By August, 1918, most of the roads had deteriorated into muddy quagmires. A staggering 50% of the British Army was under 20 years old.
And the first effects of what was termed ‘Spanish Flu’ were being felt – a sickness that eventually killed thousands of soldiers who had been involved in the fighting along the Western Front.
Amidst the wreckage of land and life, however, there were many human stories of heroism and survival.
Now, 100 years on, the Gordon Highlanders Museum in Aberdeen is inviting north-east people to share their memories and images of their loved ones who fought in the First World War.
The museum is launching a special series at its premises in the city’s Viewfield Road to chronicle what took place during the final three months of the conflict.
Entitled “The Last 100 Days: The Great Counter Offensive”, it will tell the often harrowing story of how the climactic period of hostilities unfolded.
The museum’s curator, Ruth Duncan, has been working with volunteers on preparing an interactive account of how the Allies eventually prevailed, in November 1918.
And she is keen to engage with the many north-east families, whose grandfathers and fathers, uncles, sons and nephews were among those who spearheaded the decisive offensive.
Ms Duncan said yesterday: “The campaign of 1918 is one of the most important of the First World War because the system of stagnant trench warfare that had characterised the conflict up to this point was finally shattered.
“But what of those who were there all those years ago?
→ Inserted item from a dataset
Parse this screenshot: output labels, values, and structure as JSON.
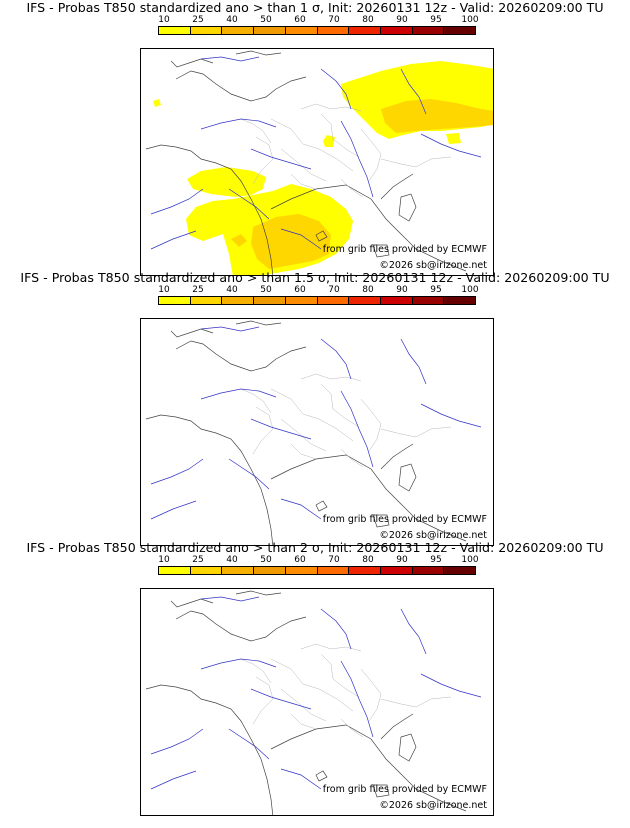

The museum volunteers have been hard at work over the past few months transcribing historical accounts of the Gordons’ movements to uncover an accurate reflection of every battalion’s movements in the final 100 days of the war, from actions in key battles to periods of rest.
“We are looking forward to sharing with our visitors the Gordons’ story of the final three months of the war and how it unfolded.
“We have been putting together a day-by-day account about what all the battalions of The Gordons Highlanders were doing during the last 100 days and it is going to be an interactive calendar.”
The exhibition will be updated on a weekly basis and visitors to the museum can check on how the Gordon Highlanders were pivotal in sealing the Allies’ success.